Alvarez JC, Duverneuil C, Zouaoui K, Abe E, Charlier P, de la Grandmaison GL, Grassin-Delyle S. Evaluation of the first immunoassay for the semi-quantitative measurement of meprobamate in human whole blood or plasma using biochip array technology.
Clin Chim Acta 2011;
413:273-7. [PMID:
22057036 DOI:
10.1016/j.cca.2011.10.025]
[Citation(s) in RCA: 5] [Impact Index Per Article: 0.4] [Reference Citation Analysis] [Abstract] [Track Full Text] [Journal Information] [Subscribe] [Scholar Register] [Received: 09/19/2011] [Revised: 10/19/2011] [Accepted: 10/19/2011] [Indexed: 11/28/2022]
Abstract
BACKGROUND
Meprobamate is a carbamate, and the main metabolite of carisoprodol. It is used as an anxiolytic agent. Overdose of both drugs produces intoxication that is often serious and sometimes life threatening. However there was until now no immunoassay for the diagnosis of this intoxication.
METHODS
A chemiluminescent immunoassay for the semi-quantitative measurement of meprobamate in human blood and plasma has recently been developed, using the Evidence Investigator system (Randox®).
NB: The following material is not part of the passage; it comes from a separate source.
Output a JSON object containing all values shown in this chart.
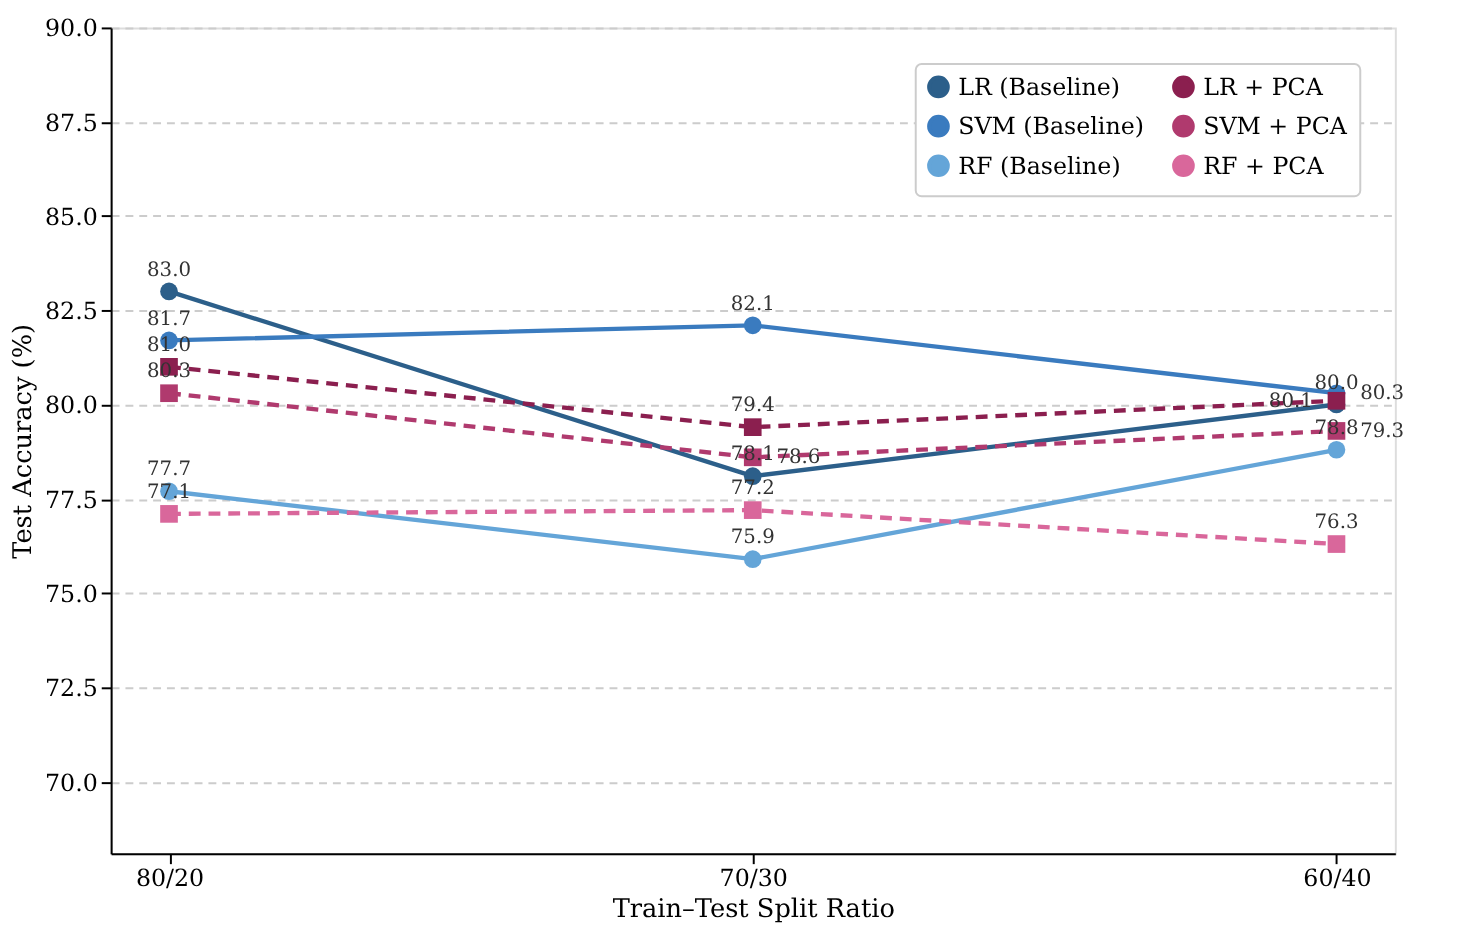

In this study, the immunoassay was evaluated by testing drug-free (n=10) or spiked whole blood and plasma samples (n=70), and authentic post mortem whole blood samples from deceased patients in which meprobamate was present (n=38) or not (n=10). A previously validated gas chromatography-mass spectrometry (GC-MS) method was used for confirmation and quantification. 97 psychoactive drugs including carisoprodol were analyzed for possible interference.
RESULTS
With a cut-off at 0.5 mg/L, specificity, sensitivity and accuracy were 100%, 97.2% and 97.6%, respectively. All the untreated patients presented results under the cut-off. Meprobamate was not detected in three whole blood samples spiked with concentrations under the therapeutic range. In the authentic patients (n=48), there were no false-negative results. A good correlation was found between the immunoassay and GC-MS (r=0.90). Quantitative results of the immunoassay are approximately two-fold lower than GC-MS results. Only carisoprodol presented a cross-reactivity, 38±6.6% at 10 mg/L, and 26±4.8% at 100mg/L.
CONCLUSION
The first meprobamate immunoassay has shown very good specificity, selectivity and accuracy, which allow its use in hospital clinical laboratories for rapid diagnosis of meprobamate (or carisoprodol) intoxications.